Ce dont on a besoin, c’est d’une réflexion de fond sur cet outil qui vient assister deux capacités cognitives fondamentales : l’explication, qui est au cœur de tout apprentissage et reste un besoin fondamental dans des sociétés démocratiques complexes, et la narration, comme capacité à produire des récits qui est tout aussi fondamentale dans des sociétés individualistes prônant l’épanouissement personnel, la réinvention et la promotion de soi. Et alors qu’une majorité de Français ne voit dans l’intelligence artificielle (IA) qu’une menace, il est peut-être bon de défendre l’idée de cohabitation, d’acclimatation croisée, de « diplomatie entre espèces », pour employer le terme mis en circulation par le philosophe Baptiste Morizot à propos des autres vivants.

À quoi ChatGPT peut-il servir ?

Cette intelligence artificielle peut nous faire gagner du temps dans certaines tâches : traduire ou résumer un texte, développer un argument, rechercher des informations lorsqu’il s’agit de faits connus et documentés, résoudre des questions logiques et pratiques… D’ores et déjà, alors que l’usage de l’IA restait de l’ordre de scénarios pour l’avenir, les cas d’usage se multiplient massivement: les IA rédactionnelles sont couramment utilisées pour la rédaction de dépêches météo, sportives ou financières par exemple.

ChatGPT impacte directement tous les métiers dont le langage est la matière première et son traitement la valeur ajoutée : l’enseignement, le journalisme, les professions juridiques, le développement informatique, la traduction… La gamme des usages possibles est large et on n’en est qu’au début! Pour le moment, cette IA n’est pas très fiable mais elle va s’améliorer et lorsque ses erreurs seront réduites, la panoplie d’usages sera encore plus vaste, cela pourra même devenir une aide à la recherche et l’instrument d’un progrès possible des connaissances.

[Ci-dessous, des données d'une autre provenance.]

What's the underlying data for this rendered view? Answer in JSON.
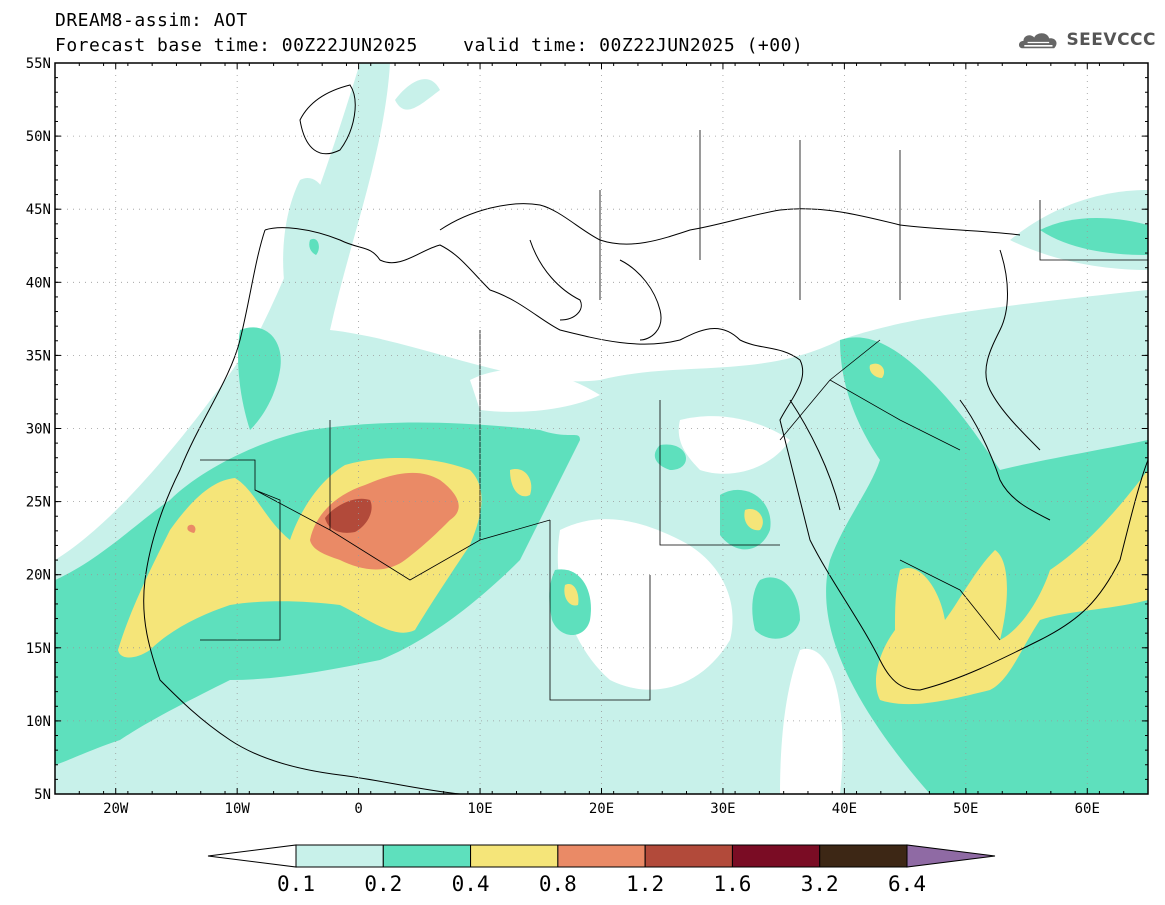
{
  "header": {
    "model_title": "DREAM8-assim: AOT",
    "base_time": "Forecast base time: 00Z22JUN2025",
    "valid_time": "valid time: 00Z22JUN2025 (+00)",
    "logo_text": "SEEVCCC",
    "logo_icon": "cloud-logo-icon"
  },
  "map": {
    "lat_labels": [
      "55N",
      "50N",
      "45N",
      "40N",
      "35N",
      "30N",
      "25N",
      "20N",
      "15N",
      "10N",
      "5N"
    ],
    "lon_labels": [
      "20W",
      "10W",
      "0",
      "10E",
      "20E",
      "30E",
      "40E",
      "50E",
      "60E"
    ],
    "lat_range": [
      5,
      55
    ],
    "lon_range": [
      -25,
      65
    ],
    "grid": "dotted"
  },
  "colorbar": {
    "labels": [
      "0.1",
      "0.2",
      "0.4",
      "0.8",
      "1.2",
      "1.6",
      "3.2",
      "6.4"
    ],
    "colors": [
      "#ffffff",
      "#c8f1ea",
      "#5ee0bd",
      "#f5e579",
      "#ea8a66",
      "#b24a3a",
      "#7a0c24",
      "#3d2715",
      "#8f6aa4"
    ]
  },
  "palette": {
    "c01": "#c8f1ea",
    "c02": "#5ee0bd",
    "c04": "#f5e579",
    "c08": "#ea8a66",
    "c12": "#b24a3a"
  }
}
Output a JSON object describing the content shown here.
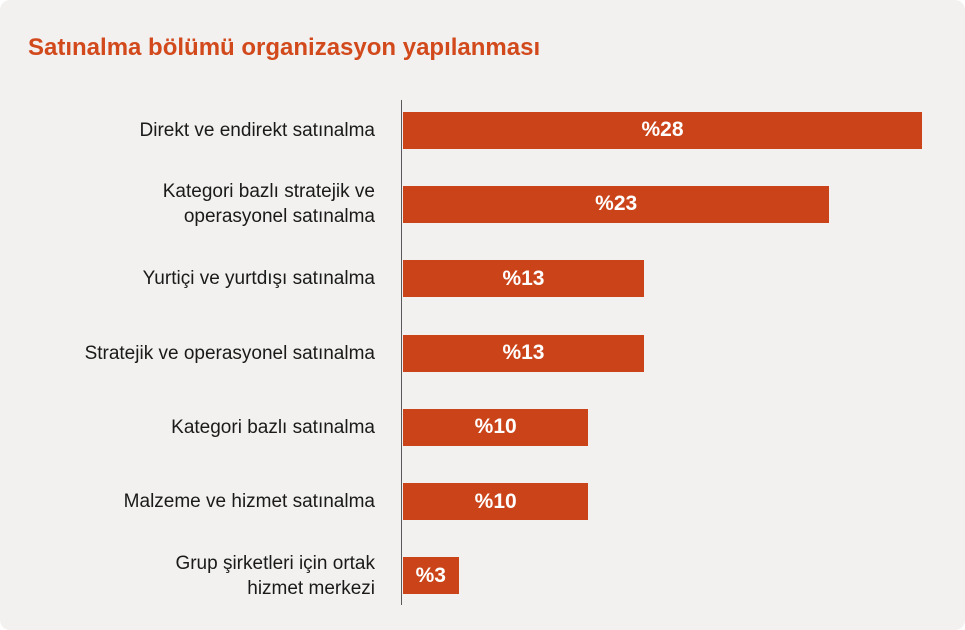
{
  "title": "Satınalma bölümü organizasyon yapılanması",
  "colors": {
    "background": "#f2f1ef",
    "title": "#d2491c",
    "bar": "#cb4318",
    "bar_value_text": "#ffffff",
    "category_label": "#1a1a1a",
    "axis_line": "#59595b"
  },
  "chart_data": {
    "type": "bar",
    "orientation": "horizontal",
    "title": "Satınalma bölümü organizasyon yapılanması",
    "xlabel": "",
    "ylabel": "",
    "xlim": [
      0,
      28
    ],
    "grid": false,
    "legend": false,
    "categories": [
      "Direkt ve endirekt satınalma",
      "Kategori bazlı stratejik ve operasyonel satınalma",
      "Yurtiçi ve yurtdışı satınalma",
      "Stratejik ve operasyonel satınalma",
      "Kategori bazlı satınalma",
      "Malzeme ve hizmet satınalma",
      "Grup şirketleri için ortak hizmet merkezi"
    ],
    "category_label_lines": [
      [
        "Direkt ve endirekt satınalma"
      ],
      [
        "Kategori bazlı stratejik ve",
        "operasyonel satınalma"
      ],
      [
        "Yurtiçi ve yurtdışı satınalma"
      ],
      [
        "Stratejik ve operasyonel satınalma"
      ],
      [
        "Kategori bazlı satınalma"
      ],
      [
        "Malzeme ve hizmet satınalma"
      ],
      [
        "Grup şirketleri için ortak",
        "hizmet merkezi"
      ]
    ],
    "values": [
      28,
      23,
      13,
      13,
      10,
      10,
      3
    ],
    "value_labels": [
      "%28",
      "%23",
      "%13",
      "%13",
      "%10",
      "%10",
      "%3"
    ]
  }
}
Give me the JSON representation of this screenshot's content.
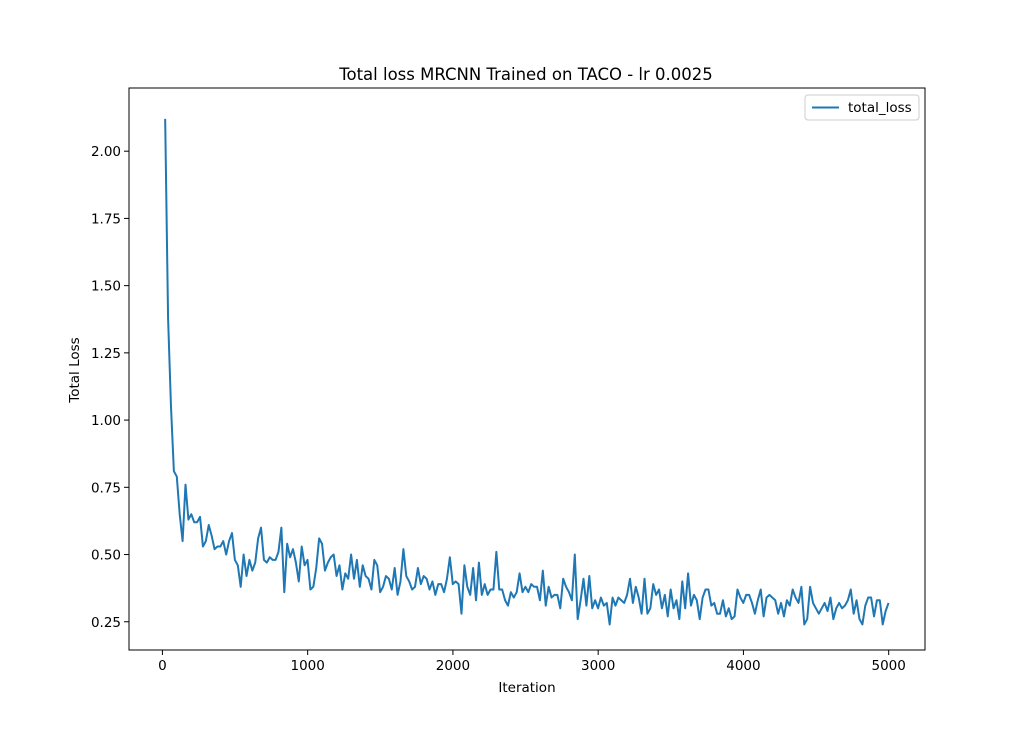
{
  "chart_data": {
    "type": "line",
    "title": "Total loss MRCNN Trained on TACO - lr 0.0025",
    "xlabel": "Iteration",
    "ylabel": "Total Loss",
    "xlim": [
      -230,
      5250
    ],
    "ylim": [
      0.145,
      2.235
    ],
    "xticks": [
      0,
      1000,
      2000,
      3000,
      4000,
      5000
    ],
    "xtick_labels": [
      "0",
      "1000",
      "2000",
      "3000",
      "4000",
      "5000"
    ],
    "yticks": [
      0.25,
      0.5,
      0.75,
      1.0,
      1.25,
      1.5,
      1.75,
      2.0
    ],
    "ytick_labels": [
      "0.25",
      "0.50",
      "0.75",
      "1.00",
      "1.25",
      "1.50",
      "1.75",
      "2.00"
    ],
    "grid": false,
    "legend": {
      "placement": "top-right",
      "entries": [
        "total_loss"
      ]
    },
    "series": [
      {
        "name": "total_loss",
        "color": "#1f77b4",
        "x_start": 19,
        "x_step": 20,
        "values": [
          2.12,
          1.38,
          1.05,
          0.81,
          0.79,
          0.65,
          0.55,
          0.76,
          0.63,
          0.65,
          0.62,
          0.62,
          0.64,
          0.53,
          0.55,
          0.61,
          0.57,
          0.52,
          0.53,
          0.53,
          0.55,
          0.5,
          0.55,
          0.58,
          0.48,
          0.46,
          0.38,
          0.5,
          0.42,
          0.48,
          0.44,
          0.47,
          0.56,
          0.6,
          0.48,
          0.47,
          0.49,
          0.48,
          0.48,
          0.51,
          0.6,
          0.36,
          0.54,
          0.49,
          0.52,
          0.47,
          0.4,
          0.53,
          0.46,
          0.48,
          0.37,
          0.38,
          0.45,
          0.56,
          0.54,
          0.44,
          0.47,
          0.49,
          0.5,
          0.42,
          0.46,
          0.37,
          0.43,
          0.41,
          0.5,
          0.41,
          0.48,
          0.38,
          0.46,
          0.42,
          0.41,
          0.37,
          0.48,
          0.46,
          0.36,
          0.38,
          0.42,
          0.41,
          0.37,
          0.45,
          0.35,
          0.4,
          0.52,
          0.42,
          0.4,
          0.37,
          0.38,
          0.45,
          0.39,
          0.42,
          0.41,
          0.37,
          0.4,
          0.35,
          0.39,
          0.39,
          0.36,
          0.41,
          0.49,
          0.39,
          0.4,
          0.39,
          0.28,
          0.46,
          0.38,
          0.35,
          0.45,
          0.33,
          0.47,
          0.35,
          0.39,
          0.35,
          0.37,
          0.37,
          0.51,
          0.37,
          0.37,
          0.33,
          0.31,
          0.36,
          0.34,
          0.36,
          0.43,
          0.36,
          0.38,
          0.36,
          0.39,
          0.38,
          0.38,
          0.33,
          0.44,
          0.31,
          0.38,
          0.34,
          0.35,
          0.35,
          0.3,
          0.41,
          0.38,
          0.36,
          0.33,
          0.5,
          0.26,
          0.33,
          0.41,
          0.31,
          0.42,
          0.3,
          0.33,
          0.3,
          0.34,
          0.31,
          0.32,
          0.24,
          0.34,
          0.31,
          0.34,
          0.33,
          0.32,
          0.35,
          0.41,
          0.32,
          0.38,
          0.34,
          0.28,
          0.41,
          0.28,
          0.3,
          0.39,
          0.35,
          0.37,
          0.3,
          0.35,
          0.27,
          0.37,
          0.3,
          0.33,
          0.26,
          0.4,
          0.3,
          0.43,
          0.31,
          0.35,
          0.33,
          0.26,
          0.34,
          0.37,
          0.37,
          0.31,
          0.32,
          0.28,
          0.28,
          0.33,
          0.27,
          0.3,
          0.26,
          0.27,
          0.37,
          0.34,
          0.32,
          0.35,
          0.35,
          0.32,
          0.28,
          0.33,
          0.37,
          0.27,
          0.34,
          0.35,
          0.34,
          0.33,
          0.28,
          0.32,
          0.27,
          0.33,
          0.31,
          0.37,
          0.34,
          0.32,
          0.38,
          0.24,
          0.26,
          0.38,
          0.32,
          0.3,
          0.28,
          0.3,
          0.32,
          0.29,
          0.34,
          0.26,
          0.3,
          0.32,
          0.3,
          0.31,
          0.33,
          0.37,
          0.28,
          0.33,
          0.26,
          0.24,
          0.31,
          0.34,
          0.34,
          0.27,
          0.33,
          0.33,
          0.24,
          0.29,
          0.32
        ]
      }
    ]
  }
}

Que vont devenir ces métiers intellectuels ?

Les traducteurs, les juristes ou les journalistes sont-ils voués à devenir des relecteurs des productions des IA textuelles, à la manière dont les tourneurs fraiseurs se trouvent remplacés par des opérateurs de machines d’usinage 3D à commandes numériques ? Une chose est sûre ces modèles de langage excellent dans de nombreuses tâches de transmission des savoirs, d’expertise, de coordination et de conseil, qui sont désormais devenues automatisables : validation de dossiers d’assurance, rédaction d’un contrat, sélection de CV lors d’un recrutement, échanges lors de la relation client, etc.
La capacité de ChatGPT à passer avec succès certains examens sous forme de QCM du barreau de New York montre que c’est aussi le cas dans le champ du droit, avec leur lexique contrôlé et son formalisme démonstratif. Reste à savoir si on est dans la logique positive du remplacement d’emploi par d’autres, ou si on va vers celle d’un effondrement plus brutal de secteurs et de métiers entiers, dans un contexte où l’on estime à plus de 15 % la réduction du nombre de salariés sur le marché américain d’ici à 2025 du fait des IA.

Quels liens l’intelligence artificielle entretient-elle avec la fiction ?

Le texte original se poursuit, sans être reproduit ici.